Although it may go without saying, the same reasoning justifies why you should strive to write functionally correct code from the get-go. When faced with a question (do I need to use calloc instead of malloc? do I need a +1 or -1 on this calculation? should this void * be cast to a char * or a char **?) you could make a quick guess and figure you'll find out later if it wasn't right. "Throwing code at the wall to see if it sticks" is not a effective strategy! ! If you happened to guess right, consider yourself lucky, but did you learn how to approach that decision so you can make the right choice in the future (say on the next assignment or the exam)? Worse, if your guess was wrong, how and when will you discover it? Maybe the bug will just lurk there undiscovered (until the autotester sniffs it out), or perhaps extensive testing/debugging/Valgrind will eventually lead you back to the incorrect passage, either way leads to much suffering. The truth is that the simplest and best time to get the code functionally correct is when you are writing for the first time. When the code you are writing involves something tricky, take the time to think it through -- draw some pictures, review the underlying concepts, ask questions about anything unresolved, whatever it takes, so that when you are writing that code, you understand the how/why of each step, you can accurately predict the behavior, and you feel strongly confident that it is correct. (But still test it... anyone can make a mistake!)

Healthy working habits

Start early. Why not the first day it goes out? You can start thinking about the problem right away, set some background processing in motion, and start iterating on design ideas. You get more days to spread the work over, more opportunities to come to office hours and ask forum questions, and will have built in more of a time cushion if you encounter any unexpected setbacks.
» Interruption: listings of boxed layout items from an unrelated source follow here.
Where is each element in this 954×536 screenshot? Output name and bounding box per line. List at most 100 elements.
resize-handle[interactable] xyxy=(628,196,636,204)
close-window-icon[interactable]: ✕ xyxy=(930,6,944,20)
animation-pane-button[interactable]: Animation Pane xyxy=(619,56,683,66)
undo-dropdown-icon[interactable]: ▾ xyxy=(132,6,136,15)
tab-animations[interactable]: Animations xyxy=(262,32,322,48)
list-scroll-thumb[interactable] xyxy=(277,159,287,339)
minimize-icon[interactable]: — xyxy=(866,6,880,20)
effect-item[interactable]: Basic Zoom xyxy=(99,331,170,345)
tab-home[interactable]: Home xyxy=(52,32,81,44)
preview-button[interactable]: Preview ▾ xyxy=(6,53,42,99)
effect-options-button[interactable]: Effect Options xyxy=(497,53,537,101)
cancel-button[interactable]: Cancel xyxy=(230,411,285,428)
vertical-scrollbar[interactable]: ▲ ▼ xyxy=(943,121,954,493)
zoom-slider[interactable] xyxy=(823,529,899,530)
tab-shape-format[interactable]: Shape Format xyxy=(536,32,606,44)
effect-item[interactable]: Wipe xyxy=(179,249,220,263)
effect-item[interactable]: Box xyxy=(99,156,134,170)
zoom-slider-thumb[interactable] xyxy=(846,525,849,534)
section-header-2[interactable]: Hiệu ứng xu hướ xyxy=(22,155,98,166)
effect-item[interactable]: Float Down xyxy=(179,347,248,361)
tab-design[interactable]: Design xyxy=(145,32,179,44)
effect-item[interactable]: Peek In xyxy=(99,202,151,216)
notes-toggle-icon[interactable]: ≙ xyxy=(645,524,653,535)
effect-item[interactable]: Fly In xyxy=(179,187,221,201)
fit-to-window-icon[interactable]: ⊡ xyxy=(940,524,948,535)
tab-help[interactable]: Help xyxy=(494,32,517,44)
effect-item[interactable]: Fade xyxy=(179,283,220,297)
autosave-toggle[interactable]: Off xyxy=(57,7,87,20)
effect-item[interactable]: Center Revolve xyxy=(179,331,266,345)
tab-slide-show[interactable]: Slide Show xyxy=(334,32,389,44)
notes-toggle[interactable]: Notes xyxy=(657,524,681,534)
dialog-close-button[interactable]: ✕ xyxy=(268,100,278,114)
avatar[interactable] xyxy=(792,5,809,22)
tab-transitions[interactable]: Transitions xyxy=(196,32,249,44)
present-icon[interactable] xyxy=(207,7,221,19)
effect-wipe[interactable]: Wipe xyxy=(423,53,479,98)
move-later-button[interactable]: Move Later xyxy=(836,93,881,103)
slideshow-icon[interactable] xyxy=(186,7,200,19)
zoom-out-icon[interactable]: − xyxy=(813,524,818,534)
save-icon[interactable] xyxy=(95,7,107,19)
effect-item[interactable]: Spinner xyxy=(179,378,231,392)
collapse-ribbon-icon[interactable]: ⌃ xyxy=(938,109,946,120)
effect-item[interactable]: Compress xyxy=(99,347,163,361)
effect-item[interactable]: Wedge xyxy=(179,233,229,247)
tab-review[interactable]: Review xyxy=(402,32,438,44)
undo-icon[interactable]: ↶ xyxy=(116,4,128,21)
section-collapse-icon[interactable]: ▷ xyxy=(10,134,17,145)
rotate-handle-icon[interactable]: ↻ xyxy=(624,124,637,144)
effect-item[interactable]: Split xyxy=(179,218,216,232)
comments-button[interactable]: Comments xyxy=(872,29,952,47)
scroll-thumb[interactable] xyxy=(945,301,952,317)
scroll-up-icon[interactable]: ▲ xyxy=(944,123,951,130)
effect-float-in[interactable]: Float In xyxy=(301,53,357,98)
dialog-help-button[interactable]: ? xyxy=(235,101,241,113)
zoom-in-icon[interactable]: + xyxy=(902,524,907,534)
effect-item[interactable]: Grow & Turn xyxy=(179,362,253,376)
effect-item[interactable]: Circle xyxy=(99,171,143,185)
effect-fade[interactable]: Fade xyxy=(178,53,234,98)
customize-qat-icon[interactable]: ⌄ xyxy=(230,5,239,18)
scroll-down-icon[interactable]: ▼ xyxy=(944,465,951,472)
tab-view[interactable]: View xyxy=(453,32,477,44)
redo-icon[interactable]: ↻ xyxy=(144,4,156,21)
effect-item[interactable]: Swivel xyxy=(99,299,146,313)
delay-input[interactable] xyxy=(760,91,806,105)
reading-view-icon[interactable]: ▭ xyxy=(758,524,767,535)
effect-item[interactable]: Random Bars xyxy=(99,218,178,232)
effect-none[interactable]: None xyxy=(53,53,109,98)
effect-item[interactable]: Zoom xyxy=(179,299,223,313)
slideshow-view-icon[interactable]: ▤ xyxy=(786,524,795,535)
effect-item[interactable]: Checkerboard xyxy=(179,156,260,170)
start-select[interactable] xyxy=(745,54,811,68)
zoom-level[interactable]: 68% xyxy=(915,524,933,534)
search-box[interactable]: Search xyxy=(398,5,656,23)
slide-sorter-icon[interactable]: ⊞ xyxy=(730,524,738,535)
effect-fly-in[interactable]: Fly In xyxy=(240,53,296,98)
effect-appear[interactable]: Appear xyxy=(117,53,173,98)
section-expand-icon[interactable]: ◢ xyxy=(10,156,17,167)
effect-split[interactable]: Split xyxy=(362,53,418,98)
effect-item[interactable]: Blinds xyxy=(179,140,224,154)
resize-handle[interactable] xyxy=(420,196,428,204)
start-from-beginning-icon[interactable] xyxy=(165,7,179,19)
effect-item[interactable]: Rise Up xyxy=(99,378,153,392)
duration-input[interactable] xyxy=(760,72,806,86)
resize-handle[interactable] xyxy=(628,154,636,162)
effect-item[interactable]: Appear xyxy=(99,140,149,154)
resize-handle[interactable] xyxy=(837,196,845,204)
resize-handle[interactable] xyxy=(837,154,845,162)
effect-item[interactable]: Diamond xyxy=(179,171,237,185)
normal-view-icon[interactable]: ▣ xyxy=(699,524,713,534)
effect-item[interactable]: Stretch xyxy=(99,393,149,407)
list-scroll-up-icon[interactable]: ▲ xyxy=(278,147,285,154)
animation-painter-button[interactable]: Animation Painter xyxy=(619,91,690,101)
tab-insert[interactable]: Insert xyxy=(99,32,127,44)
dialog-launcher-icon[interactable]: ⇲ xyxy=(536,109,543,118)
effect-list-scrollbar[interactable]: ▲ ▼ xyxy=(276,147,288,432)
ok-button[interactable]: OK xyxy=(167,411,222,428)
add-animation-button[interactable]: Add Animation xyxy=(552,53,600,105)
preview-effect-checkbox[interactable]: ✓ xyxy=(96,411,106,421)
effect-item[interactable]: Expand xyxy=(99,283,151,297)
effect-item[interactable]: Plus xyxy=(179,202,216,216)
Have a strategy. After decomposing the problem, you have concrete tasks in the form of functions to write. Identify your goals for a session when sitting down to work. Monitor your progress and watch for ratholes -- if something is consuming much more time than anticipated, back away and rethink your strategy, get some help, or take a break.
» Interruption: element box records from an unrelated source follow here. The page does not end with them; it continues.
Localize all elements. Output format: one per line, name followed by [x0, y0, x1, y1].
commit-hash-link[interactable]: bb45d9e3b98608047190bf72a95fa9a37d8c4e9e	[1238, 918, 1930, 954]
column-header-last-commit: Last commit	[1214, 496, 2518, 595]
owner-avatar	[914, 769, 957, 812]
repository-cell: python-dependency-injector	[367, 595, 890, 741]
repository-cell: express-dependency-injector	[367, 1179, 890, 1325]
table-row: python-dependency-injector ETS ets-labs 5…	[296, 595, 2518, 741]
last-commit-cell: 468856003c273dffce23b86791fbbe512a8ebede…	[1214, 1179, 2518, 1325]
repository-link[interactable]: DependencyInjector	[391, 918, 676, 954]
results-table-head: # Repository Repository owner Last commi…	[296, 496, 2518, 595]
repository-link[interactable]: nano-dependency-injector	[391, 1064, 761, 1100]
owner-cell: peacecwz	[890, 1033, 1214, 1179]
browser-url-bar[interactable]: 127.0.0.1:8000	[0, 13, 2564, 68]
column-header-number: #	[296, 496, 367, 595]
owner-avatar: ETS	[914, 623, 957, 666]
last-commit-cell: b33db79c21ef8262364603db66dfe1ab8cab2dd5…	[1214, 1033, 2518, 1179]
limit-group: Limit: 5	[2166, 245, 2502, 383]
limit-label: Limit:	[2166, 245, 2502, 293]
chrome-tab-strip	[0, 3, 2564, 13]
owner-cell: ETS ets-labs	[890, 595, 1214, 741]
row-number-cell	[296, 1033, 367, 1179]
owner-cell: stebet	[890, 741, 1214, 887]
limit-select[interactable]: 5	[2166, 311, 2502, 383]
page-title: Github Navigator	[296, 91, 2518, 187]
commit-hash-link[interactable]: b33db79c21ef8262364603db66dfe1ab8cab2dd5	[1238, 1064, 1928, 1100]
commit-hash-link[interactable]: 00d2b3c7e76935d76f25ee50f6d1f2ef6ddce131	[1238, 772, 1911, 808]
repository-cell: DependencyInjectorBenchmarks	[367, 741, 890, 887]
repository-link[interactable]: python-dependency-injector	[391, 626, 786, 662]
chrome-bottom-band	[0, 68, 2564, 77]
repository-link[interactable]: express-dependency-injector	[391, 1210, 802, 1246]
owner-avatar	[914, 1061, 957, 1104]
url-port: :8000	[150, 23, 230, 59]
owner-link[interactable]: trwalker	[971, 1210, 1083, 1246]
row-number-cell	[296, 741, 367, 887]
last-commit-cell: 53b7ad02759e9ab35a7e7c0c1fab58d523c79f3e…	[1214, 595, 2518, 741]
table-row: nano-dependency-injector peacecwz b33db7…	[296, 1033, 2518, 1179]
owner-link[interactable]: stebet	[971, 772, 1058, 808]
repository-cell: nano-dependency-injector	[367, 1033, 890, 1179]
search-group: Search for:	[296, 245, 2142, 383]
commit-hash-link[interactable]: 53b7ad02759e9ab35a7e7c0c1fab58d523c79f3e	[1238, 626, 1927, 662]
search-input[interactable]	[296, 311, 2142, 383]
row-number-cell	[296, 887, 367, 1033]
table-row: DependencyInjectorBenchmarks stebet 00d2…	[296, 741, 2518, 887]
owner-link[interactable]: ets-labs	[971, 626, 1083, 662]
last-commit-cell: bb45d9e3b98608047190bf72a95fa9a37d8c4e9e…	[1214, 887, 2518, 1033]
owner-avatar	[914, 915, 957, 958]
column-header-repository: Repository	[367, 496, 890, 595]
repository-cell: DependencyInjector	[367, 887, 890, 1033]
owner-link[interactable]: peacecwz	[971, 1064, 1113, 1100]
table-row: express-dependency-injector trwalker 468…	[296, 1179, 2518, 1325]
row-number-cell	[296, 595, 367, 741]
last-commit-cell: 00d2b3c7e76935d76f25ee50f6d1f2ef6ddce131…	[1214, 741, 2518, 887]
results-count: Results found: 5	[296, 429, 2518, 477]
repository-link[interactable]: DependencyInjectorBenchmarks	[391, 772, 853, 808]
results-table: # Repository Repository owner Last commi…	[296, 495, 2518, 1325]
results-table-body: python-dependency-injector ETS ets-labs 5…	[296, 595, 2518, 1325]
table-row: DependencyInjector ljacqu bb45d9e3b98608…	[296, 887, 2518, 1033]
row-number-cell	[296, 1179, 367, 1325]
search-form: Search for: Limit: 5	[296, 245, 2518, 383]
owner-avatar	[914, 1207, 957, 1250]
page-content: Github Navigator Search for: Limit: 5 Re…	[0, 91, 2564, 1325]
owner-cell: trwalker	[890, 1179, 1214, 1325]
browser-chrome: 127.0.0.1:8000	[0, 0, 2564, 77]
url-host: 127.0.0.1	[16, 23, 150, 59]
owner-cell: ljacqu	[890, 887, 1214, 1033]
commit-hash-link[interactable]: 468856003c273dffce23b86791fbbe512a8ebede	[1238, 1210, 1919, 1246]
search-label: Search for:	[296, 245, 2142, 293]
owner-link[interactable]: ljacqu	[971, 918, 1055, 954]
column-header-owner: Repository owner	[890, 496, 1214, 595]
Don't overdo it. CS lore suggests coding requires caffeine-fueled marathon all-nighters. I think programming does have "in the flow" aspects that can benefit from longer stretches of concentrated time, but working too long and too late is often of little value. Depending on what time of day and how tired/hungry you are, you will reach a point of diminishing returns, but it can be hard to recognize it. You're deep into it and the code is live in your mind, and it seems stopping will derail everything, but when you're tired, you're operating at low efficiency. More than once, I've debugged deep into the night, unwilling to stop because I am stubbornly (and wrongly) convinced that "I am so close". Yet the next day, I fix the problem in the first 10 minutes despite having to "start over", due to coming with a fresh energy. Learn to recognize when you're losing steam and how to refresh yourself.
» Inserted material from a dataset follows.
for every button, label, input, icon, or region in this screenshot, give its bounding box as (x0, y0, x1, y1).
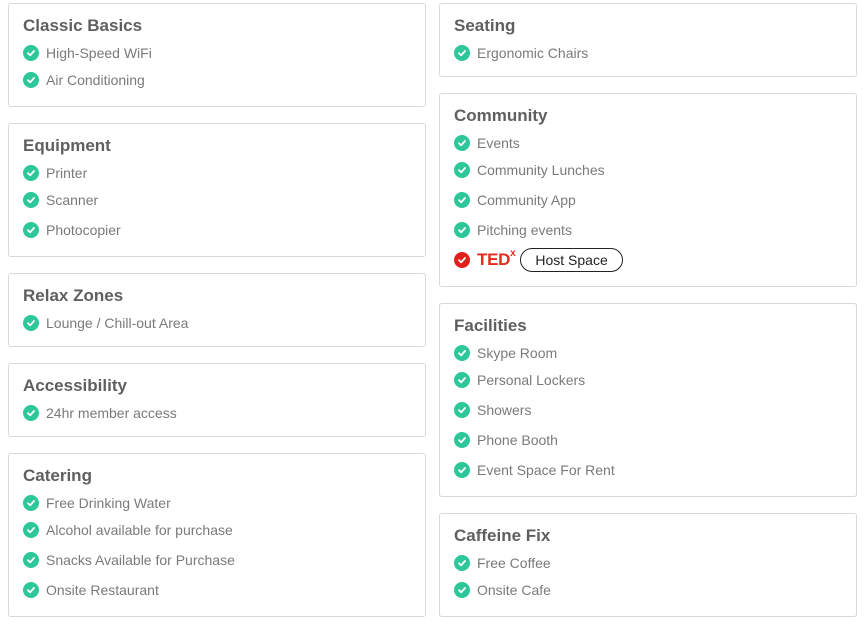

Know when to get help. 107 has a lot of helpful resources, but it's up to you to recognize when you need help and of what kind. We have written materials on the web site, textbook readings, lectures, labs, the discussion forum, email help line, office hours, and more. Familiarize yourself with what we have to offer and don't be shy about taking advantage when you need it.
Stay positive. It's your choice how many units to take, what grades to aim for, what extracurriculars to add, whether to spend tonight in the cluster, at a party, or getting to sleep early. What is worth doing? How will it help your sense of achievement, your health, your happiness? Don't let the judgments or expectations of other people make decisions for you. Fill your life with people who respect your choices and provide positive support to you.